Ri Do from the cycloaliphatic epoxy compound is a compound having an epoxy group configured to include two adjacent carbon atoms of the aliphatic ring (a) and other epoxy compounds to be added if necessary (b), Epoxy resin (A) not containing glycidyl ether type epoxy resin as other epoxy compound (b), compound (B) that reacts with cationic species added as necessary, and compound (C) that generates cationic species by heating A method for curing an epoxy resin composition, comprising: curing an epoxy resin composition comprising: at least two stages, and performing primary curing (first stage curing) at 50 ° C to 80 ° C. The weight ratio of the cycloaliphatic epoxy compound (a) and the other epoxy compound (b) added as necessary is epoxy compound (a) / epoxy compound (b) = 100/0 to 40/60. A method for curing the epoxy resin composition according to 1 . The method for curing an epoxy resin composition according to claim 1 or 2, wherein the compound (B) is one or more selected from the group consisting of alcohol, oxetane, vinyl ether, propenyl ether, and a compound containing a phenolic hydroxyl group. The ratio of the epoxy resin (A) and the compound (B), epoxy resin (A) / compound (B) = 100 / 0~60 / 40 according to claim 1 which is (weight% ratio) A method for curing an epoxy resin composition.
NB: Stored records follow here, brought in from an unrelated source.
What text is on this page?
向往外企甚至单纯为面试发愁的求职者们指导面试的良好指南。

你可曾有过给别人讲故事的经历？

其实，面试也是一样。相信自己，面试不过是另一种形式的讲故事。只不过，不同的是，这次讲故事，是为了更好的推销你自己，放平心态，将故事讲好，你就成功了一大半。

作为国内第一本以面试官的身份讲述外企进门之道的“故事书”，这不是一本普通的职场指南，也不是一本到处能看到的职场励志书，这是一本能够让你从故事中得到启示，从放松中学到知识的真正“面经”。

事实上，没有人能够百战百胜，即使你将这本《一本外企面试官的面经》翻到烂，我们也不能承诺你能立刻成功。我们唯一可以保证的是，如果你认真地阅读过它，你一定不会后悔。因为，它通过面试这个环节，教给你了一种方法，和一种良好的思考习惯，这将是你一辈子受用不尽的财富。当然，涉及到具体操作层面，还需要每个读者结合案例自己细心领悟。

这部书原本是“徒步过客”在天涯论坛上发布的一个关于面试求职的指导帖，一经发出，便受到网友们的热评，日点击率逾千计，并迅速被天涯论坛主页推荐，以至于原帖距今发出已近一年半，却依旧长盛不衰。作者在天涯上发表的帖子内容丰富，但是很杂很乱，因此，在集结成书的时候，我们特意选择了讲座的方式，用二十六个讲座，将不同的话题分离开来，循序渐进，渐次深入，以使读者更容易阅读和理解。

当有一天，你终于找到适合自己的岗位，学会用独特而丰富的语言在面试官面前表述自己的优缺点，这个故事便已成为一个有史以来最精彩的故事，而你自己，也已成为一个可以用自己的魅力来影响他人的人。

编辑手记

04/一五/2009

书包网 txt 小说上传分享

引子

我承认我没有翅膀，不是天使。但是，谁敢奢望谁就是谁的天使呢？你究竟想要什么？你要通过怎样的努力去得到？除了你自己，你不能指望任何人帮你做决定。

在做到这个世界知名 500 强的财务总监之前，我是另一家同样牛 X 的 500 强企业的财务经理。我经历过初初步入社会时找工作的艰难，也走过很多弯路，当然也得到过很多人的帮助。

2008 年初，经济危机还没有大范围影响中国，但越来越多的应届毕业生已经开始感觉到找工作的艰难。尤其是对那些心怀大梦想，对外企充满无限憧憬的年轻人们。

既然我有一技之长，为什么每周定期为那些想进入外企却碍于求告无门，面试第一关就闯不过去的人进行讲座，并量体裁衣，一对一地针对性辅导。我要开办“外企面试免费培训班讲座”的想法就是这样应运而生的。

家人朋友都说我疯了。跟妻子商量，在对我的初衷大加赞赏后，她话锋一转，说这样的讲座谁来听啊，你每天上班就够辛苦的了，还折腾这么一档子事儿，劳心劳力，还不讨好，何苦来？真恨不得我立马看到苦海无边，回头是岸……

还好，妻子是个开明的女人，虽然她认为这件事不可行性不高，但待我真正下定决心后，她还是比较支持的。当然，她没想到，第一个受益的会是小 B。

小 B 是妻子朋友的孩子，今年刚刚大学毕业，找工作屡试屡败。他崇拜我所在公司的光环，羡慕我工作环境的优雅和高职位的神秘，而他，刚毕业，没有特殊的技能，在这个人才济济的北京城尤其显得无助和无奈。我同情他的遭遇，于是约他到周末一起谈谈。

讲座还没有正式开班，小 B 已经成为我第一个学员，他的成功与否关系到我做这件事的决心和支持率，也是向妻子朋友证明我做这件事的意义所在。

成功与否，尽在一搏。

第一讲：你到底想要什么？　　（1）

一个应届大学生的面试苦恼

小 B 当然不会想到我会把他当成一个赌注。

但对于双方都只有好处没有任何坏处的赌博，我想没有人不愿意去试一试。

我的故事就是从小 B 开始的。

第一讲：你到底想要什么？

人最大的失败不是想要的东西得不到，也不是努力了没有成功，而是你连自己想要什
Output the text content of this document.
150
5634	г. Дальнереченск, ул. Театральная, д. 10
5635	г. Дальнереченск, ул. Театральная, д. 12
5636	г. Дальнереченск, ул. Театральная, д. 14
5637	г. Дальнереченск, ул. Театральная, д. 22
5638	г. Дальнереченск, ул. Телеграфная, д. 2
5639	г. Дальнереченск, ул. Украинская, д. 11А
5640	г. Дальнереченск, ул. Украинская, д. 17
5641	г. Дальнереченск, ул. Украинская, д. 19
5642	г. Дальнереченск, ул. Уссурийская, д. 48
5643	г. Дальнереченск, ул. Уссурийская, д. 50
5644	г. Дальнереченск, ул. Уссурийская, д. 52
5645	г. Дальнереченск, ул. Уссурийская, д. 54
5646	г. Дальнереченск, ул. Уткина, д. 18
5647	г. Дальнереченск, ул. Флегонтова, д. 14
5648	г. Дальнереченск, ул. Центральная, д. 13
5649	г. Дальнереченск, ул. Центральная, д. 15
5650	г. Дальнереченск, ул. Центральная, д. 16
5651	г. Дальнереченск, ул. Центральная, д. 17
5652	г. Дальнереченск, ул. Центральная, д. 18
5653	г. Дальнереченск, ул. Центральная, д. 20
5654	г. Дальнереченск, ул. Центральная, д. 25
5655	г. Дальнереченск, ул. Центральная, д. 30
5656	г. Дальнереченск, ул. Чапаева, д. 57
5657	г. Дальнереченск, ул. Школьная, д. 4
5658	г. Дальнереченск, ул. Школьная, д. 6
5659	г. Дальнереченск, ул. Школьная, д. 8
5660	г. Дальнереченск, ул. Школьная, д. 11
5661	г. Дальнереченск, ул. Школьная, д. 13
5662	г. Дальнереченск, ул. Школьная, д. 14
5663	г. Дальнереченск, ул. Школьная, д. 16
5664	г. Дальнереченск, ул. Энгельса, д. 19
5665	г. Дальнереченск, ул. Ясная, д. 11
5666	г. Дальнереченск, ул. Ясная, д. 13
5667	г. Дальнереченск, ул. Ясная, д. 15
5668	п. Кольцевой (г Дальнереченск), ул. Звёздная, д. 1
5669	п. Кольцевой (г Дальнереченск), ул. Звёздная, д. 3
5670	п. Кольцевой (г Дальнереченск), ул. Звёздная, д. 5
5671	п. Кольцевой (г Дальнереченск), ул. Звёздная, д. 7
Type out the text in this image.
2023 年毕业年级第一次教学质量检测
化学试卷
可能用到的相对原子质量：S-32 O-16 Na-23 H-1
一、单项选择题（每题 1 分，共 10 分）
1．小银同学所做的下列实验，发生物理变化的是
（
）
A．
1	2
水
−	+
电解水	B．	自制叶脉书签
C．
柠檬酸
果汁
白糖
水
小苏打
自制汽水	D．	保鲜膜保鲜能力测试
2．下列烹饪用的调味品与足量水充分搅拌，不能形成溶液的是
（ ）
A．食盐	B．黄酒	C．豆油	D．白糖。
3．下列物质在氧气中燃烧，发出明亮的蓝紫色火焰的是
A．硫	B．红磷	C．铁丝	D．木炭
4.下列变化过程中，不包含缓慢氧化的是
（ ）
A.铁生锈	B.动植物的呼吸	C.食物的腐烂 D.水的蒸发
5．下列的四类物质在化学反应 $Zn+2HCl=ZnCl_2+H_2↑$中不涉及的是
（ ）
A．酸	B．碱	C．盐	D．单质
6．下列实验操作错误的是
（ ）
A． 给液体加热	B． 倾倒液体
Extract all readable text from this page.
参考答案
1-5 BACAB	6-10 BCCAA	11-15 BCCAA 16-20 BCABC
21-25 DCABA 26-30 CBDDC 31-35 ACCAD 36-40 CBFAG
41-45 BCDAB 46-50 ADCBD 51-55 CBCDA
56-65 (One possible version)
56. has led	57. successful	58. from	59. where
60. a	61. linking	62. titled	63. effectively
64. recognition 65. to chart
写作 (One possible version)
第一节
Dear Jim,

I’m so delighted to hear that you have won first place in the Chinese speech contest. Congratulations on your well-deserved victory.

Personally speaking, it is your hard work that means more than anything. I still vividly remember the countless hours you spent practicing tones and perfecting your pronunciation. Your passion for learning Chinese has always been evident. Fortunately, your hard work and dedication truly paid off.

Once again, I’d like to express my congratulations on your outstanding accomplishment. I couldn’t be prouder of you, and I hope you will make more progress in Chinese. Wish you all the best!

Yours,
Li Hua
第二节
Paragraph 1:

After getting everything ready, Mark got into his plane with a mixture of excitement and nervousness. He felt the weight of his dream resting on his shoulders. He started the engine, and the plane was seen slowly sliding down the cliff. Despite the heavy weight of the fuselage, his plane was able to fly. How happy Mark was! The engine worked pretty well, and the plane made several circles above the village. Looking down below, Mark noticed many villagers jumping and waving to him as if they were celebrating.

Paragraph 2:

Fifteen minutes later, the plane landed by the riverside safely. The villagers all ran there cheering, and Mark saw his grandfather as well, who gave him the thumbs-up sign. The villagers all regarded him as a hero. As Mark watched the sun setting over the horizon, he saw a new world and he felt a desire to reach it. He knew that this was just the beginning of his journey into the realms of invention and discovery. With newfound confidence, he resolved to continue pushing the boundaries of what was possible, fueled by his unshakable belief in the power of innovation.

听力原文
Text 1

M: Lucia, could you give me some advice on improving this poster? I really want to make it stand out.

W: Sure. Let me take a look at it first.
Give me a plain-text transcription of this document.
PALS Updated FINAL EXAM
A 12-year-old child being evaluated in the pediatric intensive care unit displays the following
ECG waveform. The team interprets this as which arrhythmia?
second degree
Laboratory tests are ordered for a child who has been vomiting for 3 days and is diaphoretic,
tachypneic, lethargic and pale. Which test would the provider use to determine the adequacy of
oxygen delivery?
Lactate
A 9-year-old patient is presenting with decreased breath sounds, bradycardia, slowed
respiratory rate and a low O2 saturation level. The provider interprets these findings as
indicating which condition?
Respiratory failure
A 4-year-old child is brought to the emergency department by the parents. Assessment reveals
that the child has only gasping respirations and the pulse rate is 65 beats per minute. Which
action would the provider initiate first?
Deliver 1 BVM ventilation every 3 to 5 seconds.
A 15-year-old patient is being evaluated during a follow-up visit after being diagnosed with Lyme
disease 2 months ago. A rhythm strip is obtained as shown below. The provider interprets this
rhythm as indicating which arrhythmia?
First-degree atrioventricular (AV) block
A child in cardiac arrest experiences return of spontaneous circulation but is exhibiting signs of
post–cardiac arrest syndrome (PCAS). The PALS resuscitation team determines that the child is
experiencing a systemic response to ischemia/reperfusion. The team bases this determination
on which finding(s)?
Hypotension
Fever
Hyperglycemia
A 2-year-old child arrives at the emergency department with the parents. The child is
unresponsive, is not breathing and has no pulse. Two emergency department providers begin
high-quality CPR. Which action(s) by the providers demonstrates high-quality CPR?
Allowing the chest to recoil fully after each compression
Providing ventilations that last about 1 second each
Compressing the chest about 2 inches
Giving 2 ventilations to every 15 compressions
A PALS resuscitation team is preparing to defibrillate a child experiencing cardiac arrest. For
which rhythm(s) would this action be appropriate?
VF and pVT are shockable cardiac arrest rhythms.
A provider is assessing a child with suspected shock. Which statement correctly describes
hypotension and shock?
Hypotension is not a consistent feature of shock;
The method for curing an epoxy resin composition according to any one of claims 1 to 4 , wherein curing after secondary curing (second-stage curing) is performed at 100 to 200 ° C. The method for curing an epoxy resin composition according to any one of claims 1 to 5, wherein the primary curing is performed for 15 minutes to 2 hours, and the curing after the secondary curing is performed within 4 hours. Hardened | cured material obtained by the hardening method in any one of Claims 1-6 . The cured product according to claim 7 , wherein the glass transition point is 120 ° C or higher. The curing according to claim 7 or 8 , which is used for any one application selected from the group consisting of an adhesive, a coating material, an electrical material sealing material, an optical semiconductor sealing material, and a printed circuit board or an insulating layer thereof. object.